Binding of cell wall receptors and intracellular tyrosine kinase activation Binding of intracellular receptors that migrate to the nucleus to then affect gene transcription Activation of transmembrane tyrosine kinase systems to affect intranuclear gene transcription Induces post translational modification of intracellular proteins Direct binding of inflammatory cells inducing apoptosis
Binding of intracellular receptors that migrate to the nucleus to then affect gene transcription
Glucocorticoids exert their effects by binding intracellular receptors than are then transported to the nucleus where they affect gene transcription.
Which of the following statements related to the coagulation cascade is true?
The intrinsic pathway is the main pathway in coagulation Heparin inhibits the activation of Factor 8 The activation of factor 8 is the point when the intrinsic and the extrinsic pathways meet Tissue factor released by damaged tissue initiates the extrinsic pathway Thrombin converts plasminogen to plasmin
Tissue factor released by damaged tissue initiates the extrinsic pathway
The extrinsic pathway is the main path of coagulation. Heparin inhibits the activation of factors 2,9,10,11. The activation of factor 10 is when both pathways meet. Thrombin converts fibrinogen to fibrin. During fibrinolysis plasminogen is converted to plasmin to break down fibrin.

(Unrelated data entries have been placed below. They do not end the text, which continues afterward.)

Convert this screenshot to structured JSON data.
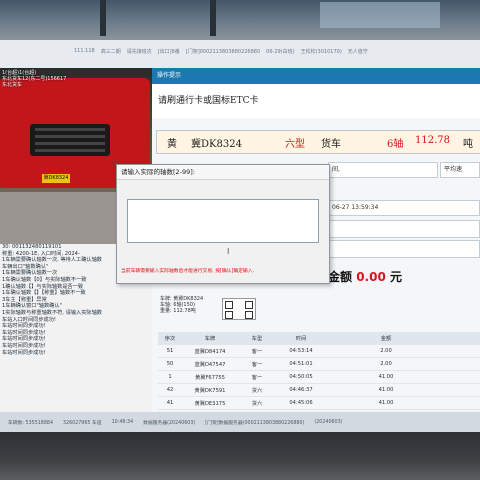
{
  "statusbar": [
    "111.118",
    "高三二期",
    "请先接班次",
    "[出口]8番",
    "[门架]0002113803880226880",
    "06-29(白班)",
    "王松松(3010170)",
    "无人值守"
  ],
  "video": {
    "overlay": [
      "1(台超)1(台超)",
      "东北货车12(东二号)156617",
      "东北货车"
    ],
    "plate": "冀DK8324"
  },
  "panel": {
    "header": "操作提示",
    "message": "请刷通行卡或国标ETC卡",
    "plate_color": "黄",
    "plate": "冀DK8324",
    "vehicle_type": "六型",
    "vehicle_class": "货车",
    "axles": "6轴",
    "weight": "112.78",
    "weight_unit": "吨",
    "field_entry": "间,",
    "field_avgspeed": "平均速",
    "field_time": "06-27 13:59:34",
    "amount_label": "金额",
    "amount_value": "0.00",
    "amount_unit": "元"
  },
  "mini": {
    "line1": "车牌: 黄冀DK8324",
    "line2": "车轴: 6轴(150)",
    "line3": "重量: 112.78吨"
  },
  "table": {
    "headers": [
      "序次",
      "车牌",
      "车型",
      "时间",
      "金额"
    ],
    "rows": [
      [
        "51",
        "蓝冀D84174",
        "客一",
        "04:53:14",
        "2.00"
      ],
      [
        "50",
        "蓝冀D47547",
        "客一",
        "04:51:01",
        "2.00"
      ],
      [
        "1",
        "黄冀F67755",
        "客一",
        "04:50:05",
        "41.00"
      ],
      [
        "42",
        "黄冀DK7591",
        "货六",
        "04:46:37",
        "41.00"
      ],
      [
        "41",
        "黄冀DE3175",
        "货六",
        "04:45:06",
        "41.00"
      ]
    ]
  },
  "log": [
    "30: 001132480119101",
    "称重: 4200-1E, 入口时间, 2024-",
    "1车辆需要确认轴数一次, 等待人工确认轴数",
    "车辆出口\"轴数确认\"",
    "1车辆需要确认轴数一次",
    "1车确认轴数【0】与实际轴数不一致",
    "1确认轴数【】与实际轴数是否一致",
    "1车确认轴数【】【称重】轴数不一致",
    "3车主【称重】异常",
    "1车辆确认窗口\"轴数确认\"",
    "1实际轴数与称重轴数不符, 请输入实际轴数",
    "车站入口时间同步成功!",
    "车站时间同步成功!",
    "车站时间同步成功!",
    "车站时间同步成功!",
    "车站时间同步成功!",
    "车站时间同步成功!"
  ],
  "dialog": {
    "title": "请输入实际的轴数[2-99]:",
    "hint": "当前车辆需要输入实际轴数后才能进行交易, 按[确认]确定输入."
  },
  "bottom": [
    "车辆数: 535518884",
    "326027965 车道",
    "10:48:34",
    "数据服务器(20240603)",
    "[门架]数据服务器(0002113803880226880)",
    "(20240603)"
  ],
  "colors": {
    "header_blue": "#1c79b0",
    "amount_red": "#d7151c",
    "plate_yellow": "#e9c417"
  }
}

A 34 year old man receives morphine following an appendicectomy. He develops constipation as a result. Which of the following best accounts for this process?
Stimulation of DOPA receptors Inhibition of DOPA receptors Stimulation of Mu receptors Stimulation of serotonin release Inhibition of serotonin release
Stimulation of Mu receptors
Constipation is a common side effect of morphine treatment and stimulation of Mu receptors accounts for this process.